Today, the Givers team is thrilled to announce the launch of our platform for caregiving savings and support, in conjunction with our $3.5M seed round. At Givers, we’re putting money back in the pockets of family caregivers, who account for $470 billion in unpaid work annually, while also supporting them with community, educational resources, and time-saving tools.
We started Givers because we firmly believe that caregiving is one of the most important and underserved socioeconomic healthcare issues of our time. Caregiving impacts key concerns in our economy: financial equity, participation in the workforce, and healthcare access, costs, and outcomes. Yet on a macro level, we often fail to recognize how these dynamics intersect–let alone provide caregivers with resources to balance it all. While caring for aging and at-risk loved ones dates as far back as we know, recent shifts have brought caregiving issues to the forefront, both expanding the number of caregivers and exacerbating the challenges they face.
At last count before the pandemic, there were 53M Americans providing unpaid care to a loved one. While COVID-19’s strain on nursing homes certainly created an acute caregiving surge, the increasing need for family caregivers isn’t temporary–the 65+ population is set to double by 2050. Baby boomers (the largest generation in US history) now make up the majority of the current aging population, with smaller trailing generations assuming the caregiving roles. The caregiving ratios are worsening as a result–in 2010, there were 7 potential caregivers for every high-risk person over 80, but in 2030, that ratio is projected to fall sharply to 4-to-1 before hitting 3-to-1 by 2050. We know that people 65+ in age drive over a third of emergency room visits and healthcare expenditure, and continuing to neglect our family caregivers will drive further undue stress on our already strained healthcare system.
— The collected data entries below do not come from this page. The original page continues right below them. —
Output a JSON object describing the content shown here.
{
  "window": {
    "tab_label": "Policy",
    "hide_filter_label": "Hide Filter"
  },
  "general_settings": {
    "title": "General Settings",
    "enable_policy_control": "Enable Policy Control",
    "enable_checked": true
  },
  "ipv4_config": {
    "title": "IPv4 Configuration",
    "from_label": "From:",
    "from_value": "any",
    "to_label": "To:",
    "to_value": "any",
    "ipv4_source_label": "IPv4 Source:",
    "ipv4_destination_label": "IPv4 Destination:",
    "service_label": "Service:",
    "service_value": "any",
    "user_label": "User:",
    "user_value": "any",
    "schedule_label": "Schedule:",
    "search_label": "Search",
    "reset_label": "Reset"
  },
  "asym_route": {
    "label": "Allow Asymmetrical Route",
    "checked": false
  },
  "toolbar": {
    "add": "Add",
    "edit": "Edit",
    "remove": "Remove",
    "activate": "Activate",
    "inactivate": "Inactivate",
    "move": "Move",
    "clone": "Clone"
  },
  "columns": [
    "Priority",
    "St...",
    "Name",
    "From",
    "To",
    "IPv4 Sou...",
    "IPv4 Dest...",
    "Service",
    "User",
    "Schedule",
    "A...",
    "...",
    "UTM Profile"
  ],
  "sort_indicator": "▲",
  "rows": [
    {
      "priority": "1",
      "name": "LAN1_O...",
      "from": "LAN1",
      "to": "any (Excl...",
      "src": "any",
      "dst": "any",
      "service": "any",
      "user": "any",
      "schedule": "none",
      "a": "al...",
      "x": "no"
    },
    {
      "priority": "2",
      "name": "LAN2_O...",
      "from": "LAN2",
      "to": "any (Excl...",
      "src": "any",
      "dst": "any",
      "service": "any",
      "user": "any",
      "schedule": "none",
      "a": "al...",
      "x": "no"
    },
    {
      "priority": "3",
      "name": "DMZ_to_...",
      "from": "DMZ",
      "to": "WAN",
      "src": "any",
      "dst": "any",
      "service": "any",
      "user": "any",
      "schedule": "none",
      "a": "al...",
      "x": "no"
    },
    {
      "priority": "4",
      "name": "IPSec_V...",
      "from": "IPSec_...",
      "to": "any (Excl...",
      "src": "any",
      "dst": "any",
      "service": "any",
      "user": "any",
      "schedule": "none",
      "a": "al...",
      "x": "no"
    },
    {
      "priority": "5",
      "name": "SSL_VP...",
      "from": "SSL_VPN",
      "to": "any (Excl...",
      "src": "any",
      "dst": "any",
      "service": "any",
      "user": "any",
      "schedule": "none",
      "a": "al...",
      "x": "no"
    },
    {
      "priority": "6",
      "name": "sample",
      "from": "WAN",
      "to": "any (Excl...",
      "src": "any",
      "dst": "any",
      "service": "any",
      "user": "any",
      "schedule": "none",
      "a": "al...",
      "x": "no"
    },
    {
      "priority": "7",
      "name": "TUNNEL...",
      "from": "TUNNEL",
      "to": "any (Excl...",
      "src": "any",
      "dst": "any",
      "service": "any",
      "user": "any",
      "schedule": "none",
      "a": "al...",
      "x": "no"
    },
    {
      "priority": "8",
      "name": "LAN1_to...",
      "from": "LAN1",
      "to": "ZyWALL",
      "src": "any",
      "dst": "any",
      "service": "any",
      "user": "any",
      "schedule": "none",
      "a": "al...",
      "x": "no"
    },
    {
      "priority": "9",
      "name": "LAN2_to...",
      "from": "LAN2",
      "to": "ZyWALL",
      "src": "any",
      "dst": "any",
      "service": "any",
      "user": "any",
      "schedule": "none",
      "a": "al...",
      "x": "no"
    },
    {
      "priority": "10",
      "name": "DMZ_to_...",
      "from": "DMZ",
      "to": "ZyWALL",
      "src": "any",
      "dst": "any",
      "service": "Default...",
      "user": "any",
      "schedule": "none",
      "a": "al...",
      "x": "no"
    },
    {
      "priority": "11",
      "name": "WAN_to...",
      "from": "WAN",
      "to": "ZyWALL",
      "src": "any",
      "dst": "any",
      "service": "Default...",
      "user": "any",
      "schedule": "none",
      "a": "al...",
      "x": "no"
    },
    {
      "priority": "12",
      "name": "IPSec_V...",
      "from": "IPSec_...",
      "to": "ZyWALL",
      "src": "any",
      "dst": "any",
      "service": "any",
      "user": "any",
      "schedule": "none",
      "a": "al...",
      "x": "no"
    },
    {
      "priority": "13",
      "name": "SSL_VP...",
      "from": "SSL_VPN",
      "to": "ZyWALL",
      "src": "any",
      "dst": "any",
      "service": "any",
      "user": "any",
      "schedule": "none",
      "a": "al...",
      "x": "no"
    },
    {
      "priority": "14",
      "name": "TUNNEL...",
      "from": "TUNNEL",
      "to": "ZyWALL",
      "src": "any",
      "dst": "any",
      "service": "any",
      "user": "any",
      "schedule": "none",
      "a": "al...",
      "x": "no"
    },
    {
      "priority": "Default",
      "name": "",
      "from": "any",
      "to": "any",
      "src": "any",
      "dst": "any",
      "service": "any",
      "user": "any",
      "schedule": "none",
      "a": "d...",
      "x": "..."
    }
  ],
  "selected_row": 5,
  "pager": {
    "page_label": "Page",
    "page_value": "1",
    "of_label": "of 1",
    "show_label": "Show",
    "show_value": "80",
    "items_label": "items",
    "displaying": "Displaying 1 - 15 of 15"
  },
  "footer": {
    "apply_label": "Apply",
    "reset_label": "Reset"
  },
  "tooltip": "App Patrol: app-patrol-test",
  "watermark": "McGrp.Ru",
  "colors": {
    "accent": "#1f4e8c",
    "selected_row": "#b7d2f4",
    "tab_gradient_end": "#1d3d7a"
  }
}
Finally, the financial and career sacrifices related to caregiving are becoming more and more taxing. Fidelity’s 2022 study of caregivers found that a majority rely now or plan to rely in the future on a combination of their own or another family member’s work income (77%) or government benefits (74%) to pay for care, and 33% permanently lost or reduced their source of work income. These dynamics disproportionately impact women, who currently account for more than 75% of caregivers. The increased opportunities for women to pursue careers and become community leaders hasn’t been balanced with meaningful changes to family roles or increased support for the responsibilities that have historically fallen on them. The tension between working and caregiving is so strained, it often leads women to drop out of the workforce. COVID-19 was a microcosm of this: as the number of people requiring care skyrocketed, the number of working women plummeted to sub-1988 levels.
This conflict is illustrative of a larger problem: there are woefully insufficient resources for caregivers. Some reimbursement opportunities exist, but they’re often obscured within the fine print of insurance plans and tax clauses, which can be dense and clunky to navigate. The void is so extreme that spending down family assets to qualify for medicaid is one of the best routes to fund care in America. For the many millions who don’t qualify for medicaid, they’re in a constant bind, working unpaid caregiving hours while balancing a job and investing significant personal time and money–an average of nearly $8,000 per year. Amid a time with 9.1% inflation and 17.3% increases in health insurance premiums, many caregivers have stopped saving or taken on debt, if not dropping out of the workforce. This all comes with a significant emotional toll–heartbreakingly, the CDC estimates that caregivers contemplate suicide at nearly 3 times more than the non-caregiving population.
At Givers, we aim to fill a tremendous white space by helping people recoup the costs of caregiving, while alleviating some of the emotional stress and mental overhead. Our savings and support platform lowers the barriers to accessing complex yet impactful benefits programs. Through the use of the Givers Card, the first debit card made specifically for caregivers, we analyze a caregiver’s spending and circumstances to streamline identifying and applying for federal and state programs, tax credits, grants, health plan reimbursements, discounts and more. We’re all in on our mission of putting money back in the pockets of caregivers–they only pay us money when they save. Specifically, our solution gives caregivers the ability to:
We’re grateful to have the support of some of the most important healthcare industry investors and thinkers who share our passion. Our seed funding is led by CRV with participation from Able Partners, Iyah Romm (Founding CEO of Cityblock Health), Ashish Shah (CEO of Dina Care), Marina Tarasova (COO of Paloma Health), and Khang Vuong (CEO of Mira), and we have a fantastic team of advisors with decades of experience shaping public policy and health programs.
It feels like the opportunity of a lifetime to build the product we always wished we had–for ourselves as caregivers, and for our at-risk loved ones who rely on us. Everyone is likely to eventually care for a loved one, and now is the time to build a system for compensating and supporting family caregivers as an integral part of our healthcare system.